Christine Lagarde is considered a trailblazer and her negotiation skills were highly admired through the Eurozone debt crisis. But her decision to take the Adidas dispute out of the courts to a private arbitration fueled speculations. The case going into a private arbitration was against the logic because it involved a state-owned bank.

Leading Socialist lawmakers, including the prime minister Jean-Marc Ayrault asked the court of justice of the republic (CJR) to investigate in 2011. Tapie was close to Lagarde’s previous boss Nicholas Sarkozy, and he had backed Sarkozy’s election campaign. So, the Socialists suspected that taking the arbitration out of courts was Sarkozy government’s trick to reward Mr.

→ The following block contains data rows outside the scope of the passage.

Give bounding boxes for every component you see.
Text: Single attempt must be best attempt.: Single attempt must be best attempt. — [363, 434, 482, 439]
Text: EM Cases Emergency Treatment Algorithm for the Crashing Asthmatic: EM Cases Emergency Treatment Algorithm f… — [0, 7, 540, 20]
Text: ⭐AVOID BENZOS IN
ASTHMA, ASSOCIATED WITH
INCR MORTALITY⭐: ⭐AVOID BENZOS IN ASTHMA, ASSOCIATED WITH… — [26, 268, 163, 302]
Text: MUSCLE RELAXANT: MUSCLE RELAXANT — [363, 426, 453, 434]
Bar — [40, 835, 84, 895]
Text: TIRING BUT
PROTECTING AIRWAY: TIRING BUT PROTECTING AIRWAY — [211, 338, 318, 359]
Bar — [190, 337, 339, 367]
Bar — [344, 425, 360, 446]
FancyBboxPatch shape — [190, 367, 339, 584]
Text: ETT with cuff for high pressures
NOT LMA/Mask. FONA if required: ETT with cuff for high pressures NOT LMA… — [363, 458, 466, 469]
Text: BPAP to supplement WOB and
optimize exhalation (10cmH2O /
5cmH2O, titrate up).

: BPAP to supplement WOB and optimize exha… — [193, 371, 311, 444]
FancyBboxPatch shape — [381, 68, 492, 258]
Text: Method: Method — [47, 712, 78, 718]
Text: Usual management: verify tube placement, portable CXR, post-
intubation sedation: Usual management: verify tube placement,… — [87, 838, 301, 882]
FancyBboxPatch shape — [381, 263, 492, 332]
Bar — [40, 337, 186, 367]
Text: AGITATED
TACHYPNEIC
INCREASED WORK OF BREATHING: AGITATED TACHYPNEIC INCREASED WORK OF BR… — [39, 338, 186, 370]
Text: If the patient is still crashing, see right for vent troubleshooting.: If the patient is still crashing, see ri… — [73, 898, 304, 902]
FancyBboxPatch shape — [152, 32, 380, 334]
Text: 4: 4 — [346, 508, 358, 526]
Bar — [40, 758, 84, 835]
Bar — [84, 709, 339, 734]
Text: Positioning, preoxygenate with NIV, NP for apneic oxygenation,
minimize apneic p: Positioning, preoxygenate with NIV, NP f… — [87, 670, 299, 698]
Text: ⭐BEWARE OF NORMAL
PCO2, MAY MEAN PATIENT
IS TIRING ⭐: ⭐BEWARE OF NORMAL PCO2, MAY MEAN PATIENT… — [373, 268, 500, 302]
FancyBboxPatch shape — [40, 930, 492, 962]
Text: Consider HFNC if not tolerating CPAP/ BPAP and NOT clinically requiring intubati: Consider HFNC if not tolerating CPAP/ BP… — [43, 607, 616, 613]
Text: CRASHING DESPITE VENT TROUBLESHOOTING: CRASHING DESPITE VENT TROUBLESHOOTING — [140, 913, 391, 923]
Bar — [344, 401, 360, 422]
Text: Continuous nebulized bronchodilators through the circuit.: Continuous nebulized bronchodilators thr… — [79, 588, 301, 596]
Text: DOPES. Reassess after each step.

Tapie at the expense of public money. CJR deals specifically with ministerial issues.

Christine Lagarde Has The Backing of IMF

The questioning may last up to two days and Lagarde will be told after questioning if there is any formal investigation. If it results into a trial and if she is convicted, Lagarde may face up to 10 years in prison. The International Monetary Fund was aware of the probe when she replaced Dominique Strauss-Kahn as its managing director in 2011.

IMF said it is confident that Lagarde would be proven innocent. Christine Lagarde has already denied any wrongdoing.